If you would want to preserve it over reboots you would need to disable it.
I am not sure about the other executables in your .bat as I believe I only saw PiTool.exe, but this one can be normally closed in Windows as it is not a background process, but just a regular desktop app.
Pardon me if this has been answered, but is there any conclusive evidence this process is adding memory latency (or kernel/scheduler latency), degrading VR performance, or just wasting resources when not in VR?
Because, frankly, VR and Gaming are the only two realtime tasks I would run on the MSW platform. Consequently, I don’t care about idle/workstation MSW performance (or any lack thereof caused by any MSW applications) - that’s what Linux/Unix is for.
Nothing to do with self, actually, and I have a serious question here.
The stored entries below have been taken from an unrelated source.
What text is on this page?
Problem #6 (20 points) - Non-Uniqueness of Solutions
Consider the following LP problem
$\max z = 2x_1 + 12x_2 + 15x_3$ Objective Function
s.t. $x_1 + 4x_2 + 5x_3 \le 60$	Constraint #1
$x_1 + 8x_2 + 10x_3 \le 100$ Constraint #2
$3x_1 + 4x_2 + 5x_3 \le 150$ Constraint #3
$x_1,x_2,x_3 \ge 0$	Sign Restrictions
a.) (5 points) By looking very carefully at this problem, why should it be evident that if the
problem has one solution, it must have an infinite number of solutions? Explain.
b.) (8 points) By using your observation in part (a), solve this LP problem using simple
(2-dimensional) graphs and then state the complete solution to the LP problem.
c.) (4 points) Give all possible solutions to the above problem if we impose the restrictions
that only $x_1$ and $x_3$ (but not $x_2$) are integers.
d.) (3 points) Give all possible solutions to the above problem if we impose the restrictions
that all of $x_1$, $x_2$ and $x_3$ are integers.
Development is a scarce resource, and I suspect this is especially true of PiTool. If this affects VR/gaming performance, than I would like to see the development team resolve it. Otherwise, MSW already has enough performance, usability, and complexity issues, that something like a little idling from an otherwise real-time task, falls far below the threshold of being cost-effective to optimize out.
So, I reiterate my question. Is there any conclusive evidence that VR performance is degraded by this, that there is any solvable inefficiency in the PiTool rendering pipeline? Or is it just a little extra idle load on the system?